C’est ainsi que nous avons cherché à comprendre la différence entre les « parcours de vie », qui diffèrent des « parcours de soin » en ce qu’ils intègrent le passage par le secteur médico-social voire par la prise en charge informelle, tels qu’ils sont prévus officiellement, voire théorisés par les acteurs institutionnels, et les passages effectifs d’une configuration à une autre. On utilisera donc les termes de la façon suivante : le terme « parcours » fera référence à l’idéologie officielle du parcours telle qu’elle a été décrite plus haut ; le terme « trajectoire » fera référence à une lecture sociologique des biographies, rendant compte de micro-mobilités ascendantes ou descendantes plus nombreuses et plus désordonnées que dans une société caractérisée par une certaine stabilité statutaire ; et nous utiliserons le terme « passage » pour décrire précisément ce qui se passe lors des orientations ou des réorientations d’un dispositif à un autre, voire à une absence de dispositif.

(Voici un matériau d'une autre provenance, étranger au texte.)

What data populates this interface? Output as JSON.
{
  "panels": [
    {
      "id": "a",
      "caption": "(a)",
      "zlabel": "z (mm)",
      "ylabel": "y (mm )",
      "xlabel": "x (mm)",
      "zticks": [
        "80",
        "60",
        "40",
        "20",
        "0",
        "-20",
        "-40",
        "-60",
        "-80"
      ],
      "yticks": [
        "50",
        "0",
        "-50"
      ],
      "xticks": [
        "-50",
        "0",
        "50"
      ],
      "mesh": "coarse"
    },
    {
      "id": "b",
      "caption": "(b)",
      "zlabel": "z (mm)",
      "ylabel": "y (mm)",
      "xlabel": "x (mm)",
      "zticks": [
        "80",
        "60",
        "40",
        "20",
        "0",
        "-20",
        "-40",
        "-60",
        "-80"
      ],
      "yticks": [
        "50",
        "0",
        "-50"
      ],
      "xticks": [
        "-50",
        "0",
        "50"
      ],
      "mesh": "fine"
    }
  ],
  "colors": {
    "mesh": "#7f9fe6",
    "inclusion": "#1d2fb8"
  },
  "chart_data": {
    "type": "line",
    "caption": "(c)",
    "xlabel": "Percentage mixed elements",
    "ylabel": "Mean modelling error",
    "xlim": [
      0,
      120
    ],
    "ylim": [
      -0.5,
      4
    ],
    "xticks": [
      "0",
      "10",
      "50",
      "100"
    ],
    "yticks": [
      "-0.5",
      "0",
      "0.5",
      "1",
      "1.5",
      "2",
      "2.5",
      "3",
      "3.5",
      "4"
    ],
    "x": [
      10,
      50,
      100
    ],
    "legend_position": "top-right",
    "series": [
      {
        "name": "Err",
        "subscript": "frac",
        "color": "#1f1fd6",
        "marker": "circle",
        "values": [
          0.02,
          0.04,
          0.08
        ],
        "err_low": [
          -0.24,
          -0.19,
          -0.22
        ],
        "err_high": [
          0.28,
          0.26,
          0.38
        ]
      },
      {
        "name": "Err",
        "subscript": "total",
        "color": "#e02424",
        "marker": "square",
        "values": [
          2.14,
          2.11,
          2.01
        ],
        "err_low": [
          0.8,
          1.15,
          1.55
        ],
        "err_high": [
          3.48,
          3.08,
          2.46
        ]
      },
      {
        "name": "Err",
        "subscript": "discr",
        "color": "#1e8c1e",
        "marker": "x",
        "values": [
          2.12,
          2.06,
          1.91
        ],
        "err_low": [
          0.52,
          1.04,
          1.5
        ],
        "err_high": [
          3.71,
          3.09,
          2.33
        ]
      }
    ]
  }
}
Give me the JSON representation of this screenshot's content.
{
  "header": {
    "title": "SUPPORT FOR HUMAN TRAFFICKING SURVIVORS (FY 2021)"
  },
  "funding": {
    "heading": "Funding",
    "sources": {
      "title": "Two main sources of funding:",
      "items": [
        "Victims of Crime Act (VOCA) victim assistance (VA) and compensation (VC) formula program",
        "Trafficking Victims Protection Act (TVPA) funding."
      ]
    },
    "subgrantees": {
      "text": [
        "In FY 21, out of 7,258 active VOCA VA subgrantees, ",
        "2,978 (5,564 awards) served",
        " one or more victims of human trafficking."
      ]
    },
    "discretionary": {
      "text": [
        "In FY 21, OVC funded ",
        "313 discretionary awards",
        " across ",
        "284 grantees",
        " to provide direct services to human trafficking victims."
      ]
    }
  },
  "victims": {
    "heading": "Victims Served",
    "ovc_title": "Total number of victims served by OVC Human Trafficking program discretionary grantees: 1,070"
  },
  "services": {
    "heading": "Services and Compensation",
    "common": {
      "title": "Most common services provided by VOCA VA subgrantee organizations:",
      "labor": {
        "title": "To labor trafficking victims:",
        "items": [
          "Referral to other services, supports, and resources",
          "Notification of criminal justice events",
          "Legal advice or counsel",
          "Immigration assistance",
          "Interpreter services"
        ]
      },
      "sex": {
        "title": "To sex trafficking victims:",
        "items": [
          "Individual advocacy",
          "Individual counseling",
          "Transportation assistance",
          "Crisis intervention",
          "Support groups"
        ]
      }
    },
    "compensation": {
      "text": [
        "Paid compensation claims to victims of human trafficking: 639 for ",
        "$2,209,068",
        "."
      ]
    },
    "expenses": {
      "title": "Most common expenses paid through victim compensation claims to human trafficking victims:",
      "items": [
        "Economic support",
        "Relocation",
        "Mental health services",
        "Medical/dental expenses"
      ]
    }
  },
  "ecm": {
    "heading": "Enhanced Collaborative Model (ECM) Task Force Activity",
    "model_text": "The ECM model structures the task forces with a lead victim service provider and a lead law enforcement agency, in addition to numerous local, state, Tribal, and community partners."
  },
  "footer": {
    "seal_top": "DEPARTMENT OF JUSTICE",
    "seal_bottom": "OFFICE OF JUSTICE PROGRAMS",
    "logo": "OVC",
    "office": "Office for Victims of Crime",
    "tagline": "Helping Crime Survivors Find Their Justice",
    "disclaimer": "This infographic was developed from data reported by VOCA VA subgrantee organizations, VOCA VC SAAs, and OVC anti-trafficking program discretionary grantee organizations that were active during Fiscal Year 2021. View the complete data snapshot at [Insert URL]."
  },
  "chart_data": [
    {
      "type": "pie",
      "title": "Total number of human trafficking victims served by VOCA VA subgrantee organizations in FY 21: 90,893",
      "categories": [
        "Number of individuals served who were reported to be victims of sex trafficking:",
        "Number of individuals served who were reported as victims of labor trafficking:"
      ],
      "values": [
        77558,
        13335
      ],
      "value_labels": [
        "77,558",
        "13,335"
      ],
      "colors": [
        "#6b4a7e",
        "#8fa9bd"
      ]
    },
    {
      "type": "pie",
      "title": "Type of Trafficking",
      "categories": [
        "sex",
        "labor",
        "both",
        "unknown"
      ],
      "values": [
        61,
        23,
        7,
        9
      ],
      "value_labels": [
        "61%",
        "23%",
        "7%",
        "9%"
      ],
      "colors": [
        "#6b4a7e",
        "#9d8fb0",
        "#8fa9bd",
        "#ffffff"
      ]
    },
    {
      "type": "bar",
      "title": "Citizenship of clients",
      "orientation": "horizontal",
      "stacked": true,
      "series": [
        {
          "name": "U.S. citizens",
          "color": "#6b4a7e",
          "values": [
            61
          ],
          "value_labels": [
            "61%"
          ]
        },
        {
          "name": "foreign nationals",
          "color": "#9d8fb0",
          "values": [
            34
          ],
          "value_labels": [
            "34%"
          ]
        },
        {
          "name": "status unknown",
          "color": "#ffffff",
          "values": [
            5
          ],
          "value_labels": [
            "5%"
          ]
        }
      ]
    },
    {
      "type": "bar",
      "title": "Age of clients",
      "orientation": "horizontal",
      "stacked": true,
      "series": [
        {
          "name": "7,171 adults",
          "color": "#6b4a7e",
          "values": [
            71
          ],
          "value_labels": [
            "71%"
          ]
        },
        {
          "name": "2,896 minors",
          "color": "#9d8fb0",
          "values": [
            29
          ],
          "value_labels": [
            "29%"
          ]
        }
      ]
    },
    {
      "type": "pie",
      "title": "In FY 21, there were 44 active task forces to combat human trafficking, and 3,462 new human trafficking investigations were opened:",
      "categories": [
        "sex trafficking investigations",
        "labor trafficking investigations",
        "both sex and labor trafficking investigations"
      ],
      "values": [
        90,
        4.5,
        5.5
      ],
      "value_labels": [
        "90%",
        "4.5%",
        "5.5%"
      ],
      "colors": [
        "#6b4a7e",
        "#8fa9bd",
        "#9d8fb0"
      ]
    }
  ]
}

En d’autres termes, si le « parcours de vie » représente une alternative à un parcours institutionnel, souhaitée par les institutions, qui permette de transformer les manques et les dysfonctionnements institutionnels en « accidents de parcours individuel », une trajectoire est faite de la succession – finalement dotée de significations – de passages d’une configuration de prise en charge à une autre, chacun de ces passages pouvant être observé à l’échelle des relations au sein du milieu professionnel, et en lien avec les perceptions croisées de la situation par les différents protagonistes du processus de décision, patients et proches compris.